Choosing and configuration your RDS database

Background

Cumulus uses a PostgreSQL database as its primary data store for operational and archive records (e.g. collections, granules, etc). The Cumulus core deployment code expects this database to be provided by the AWS RDS service, however it is agnostic about the type of the RDS database.

RDS databases are broadly divided into two types:

  • Provisioned: Databases with a fixed capacity in terms of CPU and memory capacity. You can find a list of the available database instance sizes in this AWS documentation.
  • Serverless: Databases that can scale their CPU and memory capacity up and down in response to database load. Amazon Aurora is the service which provides serverless RDS databases.

Provisioned vs. Serverless

Generally speaking, the advantage of provisioned databases is that they don't have to scale. As soon as they are deployed, they have the full capacity of your chosen instance size and are ready for ingest operations. Of course, this advantage is also a downside: if you ever have a sudden spike in database traffic, your database can't scale to accommodate that increased load.

On the other hand, serverless databases are designed precisely to scale in response to load. While the ability of serverless databases to scale is quite useful, there can be complexity in setting the scaling configuration to achieve the best results. Recommendations for Aurora serverless database scaling configuration are provided below.

To decide whether a provisioned or a serverless database is appropriate for your ingest operations, you should consider the pattern of your data ingests.

If you have a fairly steady, continuous rate of data ingest, then a provisioned database may be appropriate because your database capacity needs should be consistent and the lack of scaling shouldn't be an issue.

If you have occasional, bursty ingests of data where you go from ingesting very little data to suddenly ingesting quite a lot, then a serverless database may be a better choice because it will be able to handle the spikes in your database load.

If you are going to use an Aurora Serverless RDS database, we recommend the following scaling recommendations:

  • Set the autoscaling timeout to 1 minute (currently the lowest allowed value)
  • Set the database to force capacity change if the autoscaling timeout is reached

The reason for these recommendations requires an understanding of Aurora Serverless scaling. Aurora Serverless scaling works as described in this documentation:

When it does need to perform a scaling operation, Aurora Serverless v1 first tries to identify a scaling point, a moment when no queries are being processed

However, during periods of heavy ingest, Cumulus will be continuously writing granule and other records to the database, so a "scaling point" will never be reached. This is where the "autoscaling timeout" setting becomes important. The "autoscaling timeout" is the amount of time that Aurora will wait to find a "scaling point" before giving up.

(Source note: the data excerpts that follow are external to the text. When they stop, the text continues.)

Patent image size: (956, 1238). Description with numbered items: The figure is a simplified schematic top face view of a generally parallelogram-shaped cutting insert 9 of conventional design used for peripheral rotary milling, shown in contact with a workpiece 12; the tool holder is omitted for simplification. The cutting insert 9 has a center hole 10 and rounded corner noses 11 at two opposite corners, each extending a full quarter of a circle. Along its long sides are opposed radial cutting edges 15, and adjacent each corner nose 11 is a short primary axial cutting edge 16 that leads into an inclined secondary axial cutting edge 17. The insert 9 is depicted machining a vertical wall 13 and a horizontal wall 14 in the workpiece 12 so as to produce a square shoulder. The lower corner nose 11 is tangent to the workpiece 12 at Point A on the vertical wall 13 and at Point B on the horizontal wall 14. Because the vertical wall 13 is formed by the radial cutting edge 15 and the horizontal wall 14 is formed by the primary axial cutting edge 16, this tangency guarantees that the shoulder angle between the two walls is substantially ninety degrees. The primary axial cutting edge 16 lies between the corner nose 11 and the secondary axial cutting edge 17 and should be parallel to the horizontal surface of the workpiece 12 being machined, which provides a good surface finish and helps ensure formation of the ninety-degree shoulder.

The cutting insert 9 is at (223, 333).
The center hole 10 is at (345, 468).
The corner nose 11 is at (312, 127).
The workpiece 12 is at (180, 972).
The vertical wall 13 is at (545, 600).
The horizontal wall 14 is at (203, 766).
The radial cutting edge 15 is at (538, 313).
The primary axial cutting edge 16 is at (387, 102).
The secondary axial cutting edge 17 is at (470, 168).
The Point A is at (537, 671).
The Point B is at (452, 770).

So with the above recommended settings, we are telling Aurora to only wait for a "scaling point" for 1 minute and that if a "scaling point" cannot be found in that time, then we should force the database to scale anyway. These settings effectively make the Aurora Serverless database scale as quickly as possible in response to increased database load.

With forced scaling on databases, there is a consequence that some running queries or transactions may be dropped. However, Cumulus write operations are written with automatic retry logic, so any write operations that failed due to database scaling should be retried succesfully.

Cumulus Serverless RDS cluster module

Cumulus provides a Terraform module that will deploy an Aurora Serverless RDS cluster. If you are using this module to create your RDS cluster, you can configure the autoscaling timeout action, the cluster minimum and maximum capacity, and more as seen in the supported variables for the module.

Unfortunately, Terraform currently doesn't allow specifying the autoscaling timeout itself, so that value will have to be manually configured in the AWS console or CLI.